UK Health Secretary to Striking NHS Nurses: Take the Money and Patients Will Pay the Price
By The Independent
Patients will suffer if ministers bow to nurses’ demands for pay rises, the UK’s health secretary warned as tens of thousands of NHS staff prepare to walk out on Wednesday.
Steve Barclay wrote for The Independent that any boost to wages would “take billions of pounds away from where we need it most.”
He wrote: “Unaffordable pay hikes will mean cutting patient care and stoking the inflation that would make us all poorer.”
But the Royal College of Nursing [RCN] criticized him for “pitting nurses against patients,” branding the comments “a new low for the health secretary.”
An RCN spokesperson said: “Patient care is suffering because his government cut nurses’ wages for over a decade, causing record nursing vacancies in the NHS. Paying nurses fairly and patient care go hand in hand.”

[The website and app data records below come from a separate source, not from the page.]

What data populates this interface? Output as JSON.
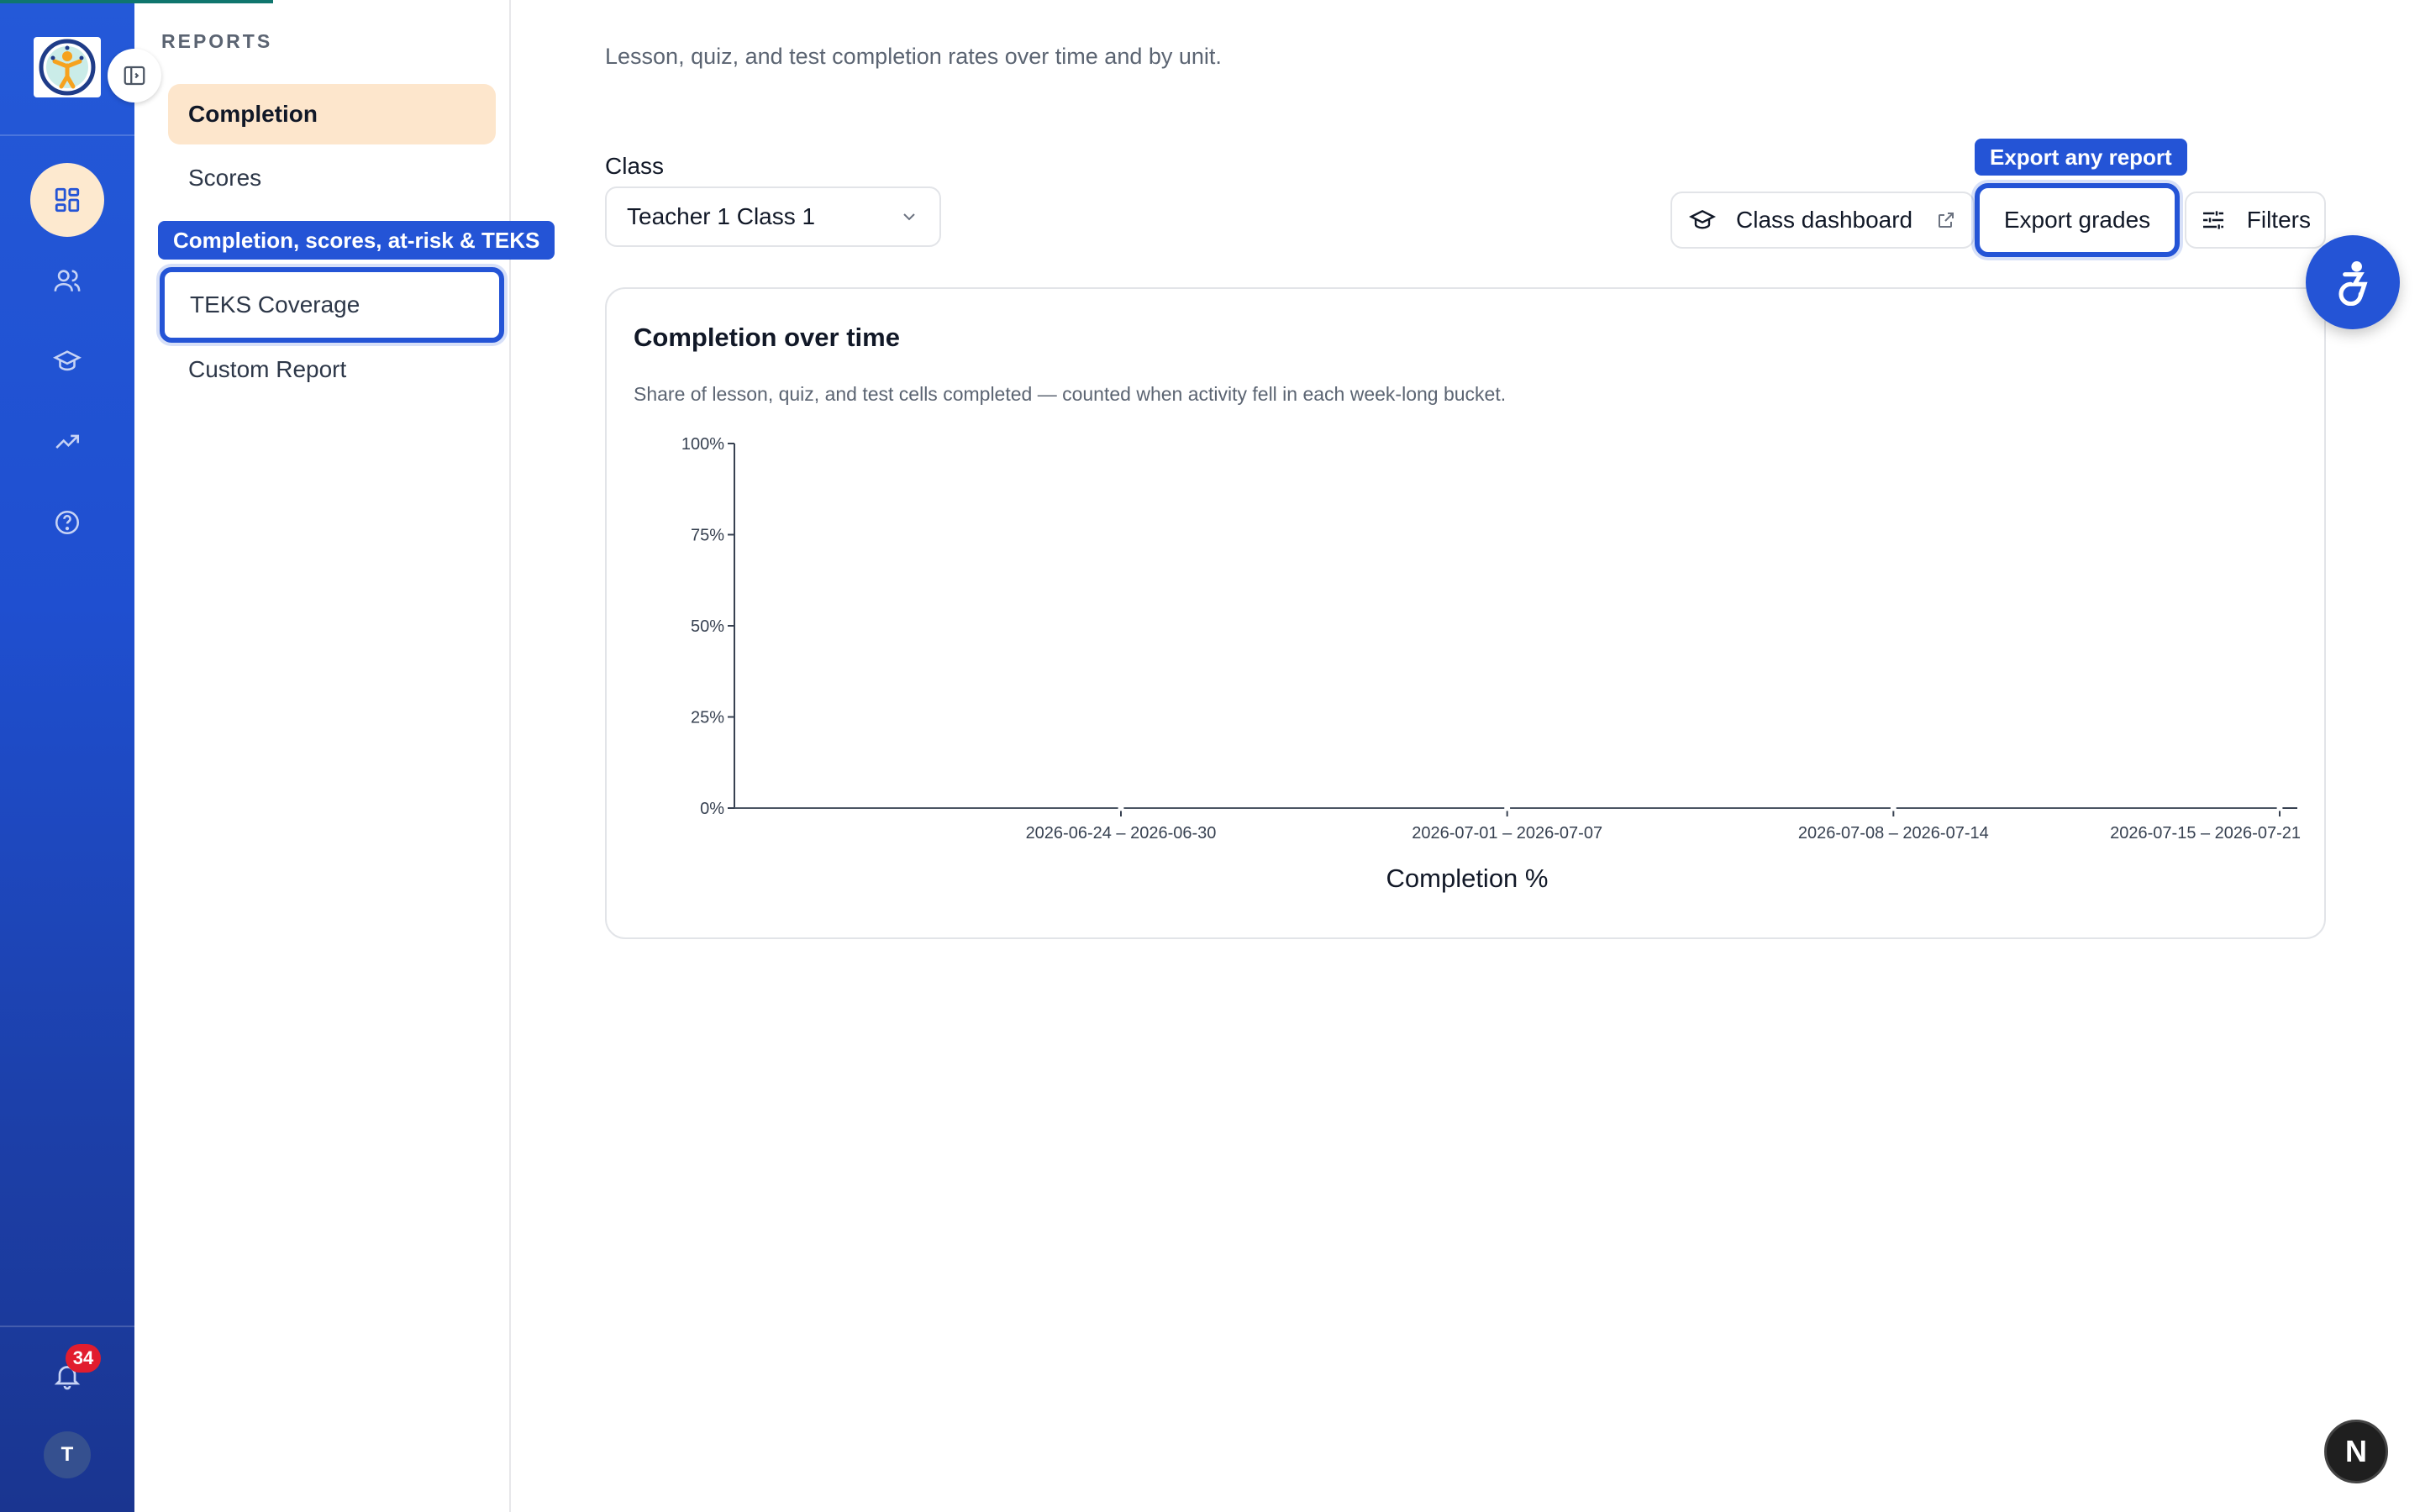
{
  "rail": {
    "icons": [
      "dashboard-icon",
      "users-icon",
      "graduation-cap-icon",
      "trending-up-icon",
      "help-circle-icon"
    ],
    "notification_count": "34",
    "avatar_initial": "T",
    "brand_color": "#2459d8",
    "active_color": "#fde9cf"
  },
  "panel": {
    "heading": "REPORTS",
    "items": [
      {
        "label": "Completion",
        "active": true
      },
      {
        "label": "Scores"
      },
      {
        "label": "TEKS Coverage",
        "highlighted": true
      },
      {
        "label": "Custom Report"
      }
    ],
    "tooltip": "Completion, scores, at-risk & TEKS"
  },
  "main": {
    "description": "Lesson, quiz, and test completion rates over time and by unit.",
    "class_label": "Class",
    "class_value": "Teacher 1 Class 1",
    "buttons": {
      "class_dashboard": "Class dashboard",
      "export": "Export grades",
      "export_tooltip": "Export any report",
      "filters": "Filters"
    }
  },
  "chart_data": {
    "type": "line",
    "title": "Completion over time",
    "subtitle": "Share of lesson, quiz, and test cells completed — counted when activity fell in each week-long bucket.",
    "xlabel": "Completion %",
    "ylabel": "",
    "categories": [
      "2026-06-24 – 2026-06-30",
      "2026-07-01 – 2026-07-07",
      "2026-07-08 – 2026-07-14",
      "2026-07-15 – 2026-07-21"
    ],
    "yticks": [
      "0%",
      "25%",
      "50%",
      "75%",
      "100%"
    ],
    "ylim": [
      0,
      100
    ],
    "series": [
      {
        "values": [
          0,
          0,
          0,
          0
        ]
      }
    ],
    "grid": false,
    "line_color": "#4b5563"
  },
  "dev_badge": "N"
}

The union urged the health secretary to “get back round the table and negotiate a fair pay rise for nurses.”
On Wednesday tens of thousands of nurses are likely to strike across 55 trusts. NHS data shows 4,567 operations and 25,009 outpatient appointments were cancelled during the nurse’s strikes on 15 and 20 December.
The NHS also faces further ambulance strikes next Monday, which sources indicate will go ahead, and new strikes are to be announced for February by union GMB.
It comes as it was confirmed rail workers will join civil servants and teachers walking out on what has been billed as a “national day of action” on 1 February.